– Моя работа… Она меня достала. Я ее брошу.
Спаситель мог бы его подтолкнуть: что там у вас случилось? Но он предпочел подождать.
– Я боюсь, – сказал Соло.
И опять Спаситель мог бы спросить: чего вы боитесь? Что на вас нападут с ножом? Мести дилера? Но он уважал тот путь, который внутренне проходил Соло. «Тишина помогает плоду созреть, слово – упасть». А вот и слово:
– Привезли парня, которого я вытащил. Вы ведь помните, да?
– Да, вы успели вовремя.
– Он ненормальный. Они должны были держать его в больнице. Теперь он опять в тюрьме и снова возьмется за свое. Потому что и другие возьмутся тоже.
– Другие тоже?
– Да, возьмутся его доводить.
– Значит, он козел отпущения?
Соло пожал плечами, покачал головой – он такого выражения не знал.
– Нет, он не козел. Он вообще-то мартиниканец.
– Как я?
– Да, но только в белом варианте, – усмехнулся Соло. – Он белее всех белых вместе взятых.
Спасителю стало нехорошо.
– Альбинос? – предположил он.
– Альбинос? А про людей разве так говорят? Это же про кроликов.
И Соло принялся напевать песенку, которую поют ребятишки в детском саду:
Заметив, что Спаситель сидит перед ним как каменный, он спросил:
– Все в порядке?
– Да-да, – ожил Спаситель. – Значит, он альбинос, и он с Мартиники.
Стало быть, Гюг Турвиль, его шурин, пытался покончить с собой в тюрьме в Саране.
– А чем он остальным насолил?
– Насолил? – скривился Соло. Честное слово, очень странная манера выражаться у его психолога.
– Чем он им не нравится, если они его доводят? – пояснил Спаситель.

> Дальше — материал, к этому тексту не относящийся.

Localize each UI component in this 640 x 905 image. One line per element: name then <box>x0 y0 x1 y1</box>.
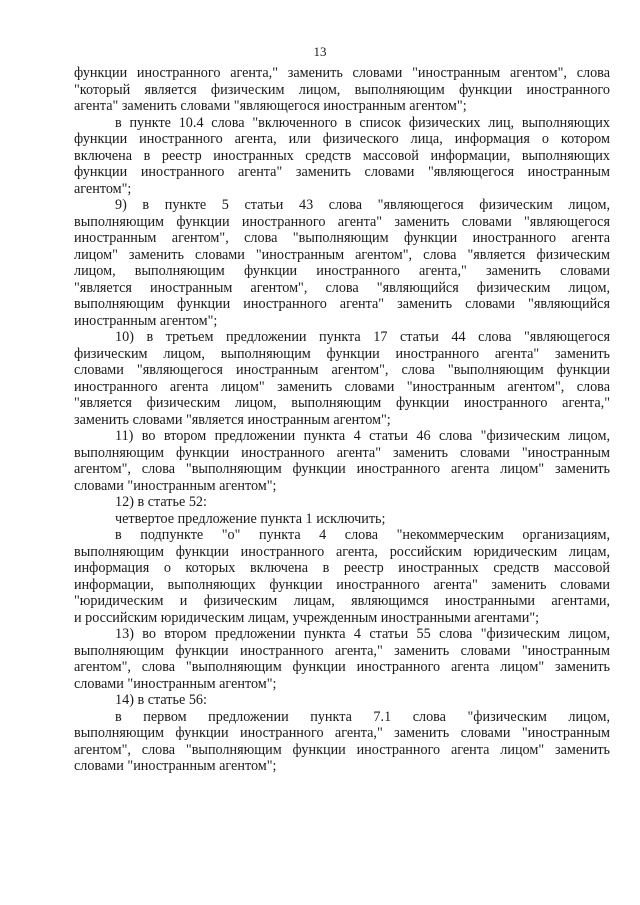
text-line: 12) в статье 52: <box>115 494 207 510</box>
text-line: в подпункте "о" пункта 4 слова "некоммерческим организациям, <box>115 527 610 543</box>
document-body <box>74 65 610 775</box>
text-line: выполняющим функции иностранного агента" заменить словами "иностранным <box>74 444 610 461</box>
text-line: "юридическим и физическим лицам, являющимся иностранными агентами, <box>74 593 610 609</box>
text-line: 11) во втором предложении пункта 4 статьи 46 слова "физическим лицом, <box>115 428 610 444</box>
text-line: агентом"; <box>74 180 132 197</box>
text-line: включена в реестр иностранных средств массовой информации, выполняющих <box>74 147 610 164</box>
text-line: и российским юридическим лицам, учрежденным иностранными агентами"; <box>74 609 540 626</box>
text-line: 10) в третьем предложении пункта 17 статьи 44 слова "являющегося <box>115 329 610 345</box>
text-line: агентом", слова "выполняющим функции иностранного агента лицом" заменить <box>74 741 610 758</box>
text-line: в пункте 10.4 слова "включенного в список физических лиц, выполняющих <box>115 114 610 131</box>
text-line: информации, выполняющих функции иностранного агента" заменить словами <box>74 576 610 593</box>
text-line: "является иностранным агентом", слова "являющийся физическим лицом, <box>74 279 610 296</box>
text-line: словами "являющегося иностранным агентом", слова "выполняющим функции <box>74 362 610 378</box>
text-line: "является физическим лицом, выполняющим функции иностранного агента," <box>74 395 610 411</box>
text-line: иностранным агентом", слова "выполняющим функции иностранного агента <box>74 230 610 246</box>
text-line: агента" заменить словами "являющегося иностранным агентом"; <box>74 98 467 114</box>
text-line: функции иностранного агента, или физического лица, информация о котором <box>74 131 610 147</box>
text-line: словами "иностранным агентом"; <box>74 477 277 494</box>
text-line: заменить словами "является иностранным агентом"; <box>74 411 391 428</box>
text-line: функции иностранного агента" заменить словами "являющегося иностранным <box>74 164 610 180</box>
text-line: иностранного агента лицом" заменить словами "иностранным агентом", слова <box>74 378 610 395</box>
text-line: 14) в статье 56: <box>115 692 207 708</box>
text-line: словами "иностранным агентом"; <box>74 675 277 692</box>
text-line: "который является физическим лицом, выполняющим функции иностранного <box>74 81 610 98</box>
text-line: информация о которых включена в реестр иностранных средств массовой <box>74 560 610 576</box>
text-line: функции иностранного агента," заменить словами "иностранным агентом", слова <box>74 65 610 81</box>
text-line: выполняющим функции иностранного агента," заменить словами "иностранным <box>74 642 610 659</box>
text-line: агентом", слова "выполняющим функции иностранного агента лицом" заменить <box>74 659 610 675</box>
text-line: выполняющим функции иностранного агента" заменить словами "являющийся <box>74 296 610 312</box>
text-line: четвертое предложение пункта 1 исключить; <box>115 510 386 527</box>
text-line: словами "иностранным агентом"; <box>74 758 277 774</box>
text-line: агентом", слова "выполняющим функции иностранного агента лицом" заменить <box>74 461 610 477</box>
text-line: выполняющим функции иностранного агента," заменить словами "иностранным <box>74 725 610 741</box>
text-line: 13) во втором предложении пункта 4 статьи 55 слова "физическим лицом, <box>115 626 610 642</box>
text-line: в первом предложении пункта 7.1 слова "физическим лицом, <box>115 708 610 725</box>
text-line: выполняющим функции иностранного агента, российским юридическим лицам, <box>74 543 610 560</box>
page-number: 13 <box>313 44 327 59</box>
text-line: 9) в пункте 5 статьи 43 слова "являющегося физическим лицом, <box>115 197 610 213</box>
text-line: физическим лицом, выполняющим функции иностранного агента" заменить <box>74 345 610 362</box>
text-line: лицом, выполняющим функции иностранного агента," заменить словами <box>74 263 610 279</box>
text-line: иностранным агентом"; <box>74 312 218 329</box>
text-line: лицом" заменить словами "иностранным агентом", слова "является физическим <box>74 246 610 263</box>
text-line: выполняющим функции иностранного агента" заменить словами "являющегося <box>74 213 610 230</box>
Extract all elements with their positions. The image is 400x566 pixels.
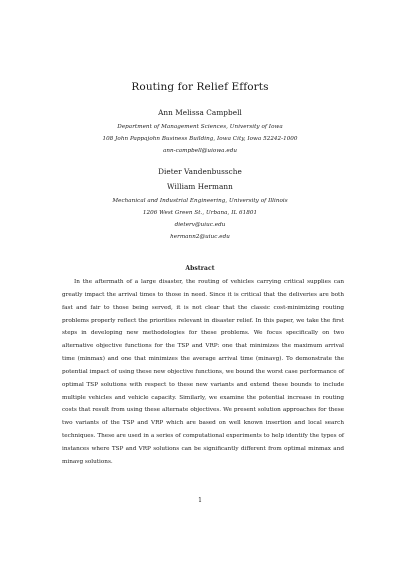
affiliation-line: Department of Management Sciences, University of Iowa xyxy=(117,124,283,130)
author-name: Ann Melissa Campbell xyxy=(158,108,242,117)
affiliation-line: Mechanical and Industrial Engineering, University of Illinois xyxy=(112,198,288,204)
paper-title: Routing for Relief Efforts xyxy=(131,81,269,93)
abstract-text: In the aftermath of a large disaster, the routing of vehicles carrying critical supplies can greatly impact the arrival times to those in need. Since it is critical that the deliveries are both fast and fair to those being served, it is not clear that the classic cost-minimizing routing problems properly reflect the priorities relevant in disaster relief. In this paper, we take the first steps in developing new methodologies for these problems. We focus specifically on two alternative objective functions for the TSP and VRP: one that minimizes the maximum arrival time (minmax) and one that minimizes the average arrival time (minavg). To demonstrate the potential impact of using these new objective functions, we bound the worst case performance of optimal TSP solutions with respect to these new variants and extend these bounds to include multiple vehicles and vehicle capacity. Similarly, we examine the potential increase in routing costs that result from using these alternate objectives. We present solution approaches for these two variants of the TSP and VRP which are based on well known insertion and local search techniques. These are used in a series of computational experiments to help identify the types of instances where TSP and VRP solutions can be significantly different from optimal minmax and minavg solutions. xyxy=(62,279,344,465)
author-email: dieterv@uiuc.edu xyxy=(174,222,226,228)
author-email: ann-campbell@uiowa.edu xyxy=(162,148,238,154)
author-block-3 xyxy=(0,182,400,240)
affiliation-line: 108 John Pappajohn Business Building, Iowa City, Iowa 52242-1000 xyxy=(102,136,298,142)
author-block-1 xyxy=(0,108,400,154)
author-name: Dieter Vandenbussche xyxy=(158,167,242,176)
author-email: hermann2@uiuc.edu xyxy=(170,234,230,240)
abstract-heading: Abstract xyxy=(185,265,215,272)
affiliation-line: 1206 West Green St., Urbana, IL 61801 xyxy=(142,210,258,216)
page-number: 1 xyxy=(198,497,202,504)
author-block-2 xyxy=(0,167,400,176)
author-name: William Hermann xyxy=(167,182,233,191)
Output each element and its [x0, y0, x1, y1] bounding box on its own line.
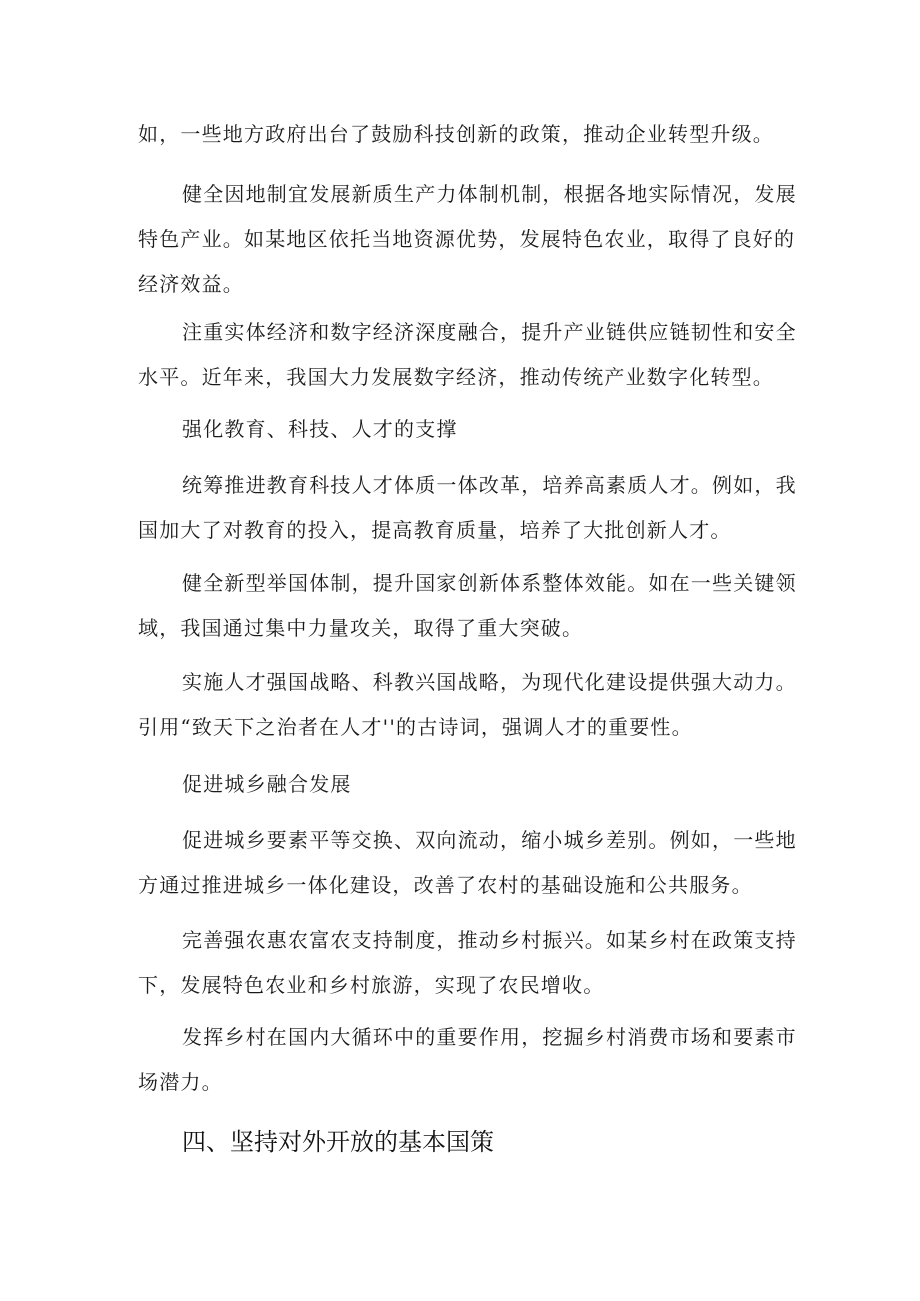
paragraph-5: 统筹推进教育科技人才体质一体改革，培养高素质人才。例如，我国加大了对教育的投入，提高教育质量，培养了大批创新人才。: [138, 473, 797, 542]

– Парни на него напали, потому что петухов не любят.
Теперь Спаситель не понял Соло.
– Петух – это кто?
– Кто мальчишек насилует.
– Но…
Спаситель открыл рот, чтобы сказать, что это уж никак не про Гюга, но вовремя спохватился. Психологическая консультация – одно, а его личная жизнь – другое. Он кашлянул.
– Так-так-так. И значит, по этой причине его довели до самоубийства?
– Не только. Я же тебе сказал, бедный парень не в себе. Он все время сказки рассказывает, говорит, что может убивать на расстоянии, а у нас есть и еще антильцы, и они говорят, что у них там на самом деле есть такое колдовство.
– Вуду?
– Ага, наверное. В общем, они этого вуду решили загнать в угол. А теперь, представь себе, начальство не нашло ничего лучшего, как отправить его в камеру к двум другим, которые тоже пытались самоубиться. А делать-то надо совсем наоборот. Его надо в одиночке держать. И на прогулку выводить, когда во дворе никого. Сторожить надо. Я тебе все объясню: во дворе есть мертвый угол, там охране не видно, что парни делают. А они отжимают туда кого приглядели, и дело тогда табак. Я предупредил шефа, а он послал меня куда подальше. Им плевать на бедолагу. А если он самоубьется и статистику им испортит, мне же по башке и настучат. Никакой справедливости, брат, на свете. – И с трогательным простодушием Соло заключил: – Обиднее всего, что Темная сторона Силы побеждает.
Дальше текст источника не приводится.